Still seems like a common source language + GUI toolkit that targets the web platform and various native platforms (mainly Android, iOS, macOS, Windows, and desktop Linux of course) without significant overhead has not been achieved yet. And it's questionable whether it's possible, given the special requirements (and capabilities) of the web platform and the different native platform.
Hopefully the desktop story is going improve as Canonical is now leading the Flutter desktop side.
https://spidermonkey.dev/blog/2026/05/20/saying-goodbye-to-a...
iirc, v8 never had any special compilation path for it to begin with.
I am hesitant to call that "support". If even Meta can't get their Electron application to work reliably, who can? WhatsApp client for macOS is awful and it's getting worse. Discord is awful and it's getting worse. Spotify works better when running through the browser.
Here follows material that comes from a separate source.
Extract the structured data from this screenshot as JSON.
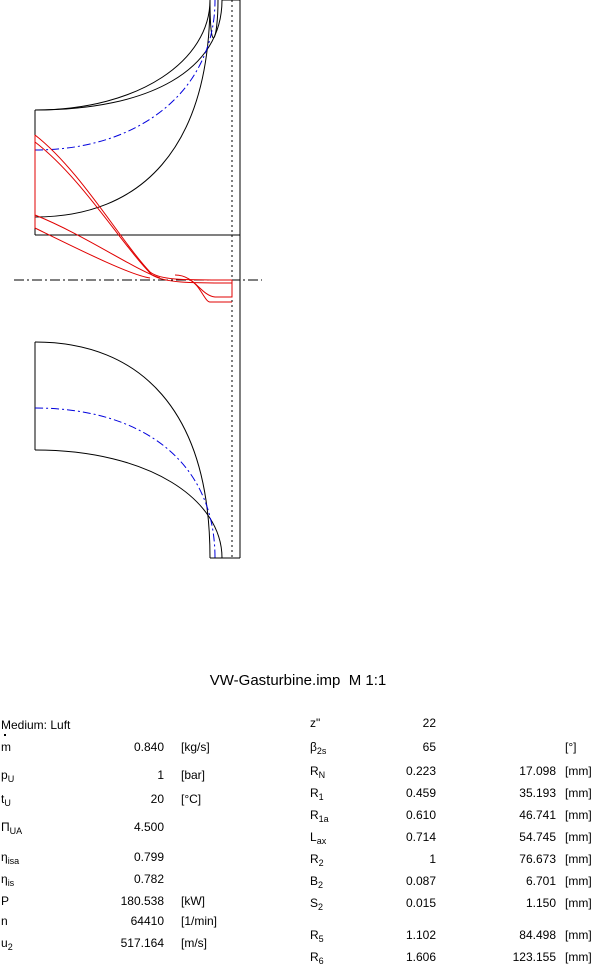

At this point, when I see that the application is using Electron, I am assuming it's not supported on my OS and I move on.
Websites have actually long been a great cross-platform mechanism
Just a shame about the giant browser you have to load first
But even document rendering with light scripting is not trivial so yeah, the required browser is the bottleneck.
I always wonder (layman question): couldn't native Electron apps (and similar technologies) save a great deal of RAM by using the same sandboxing model for apps that browsers use for tabs, instead of fully-fledged instances?
Was that an idea that Tauri also tries to implement, or am I remembering this wrongly?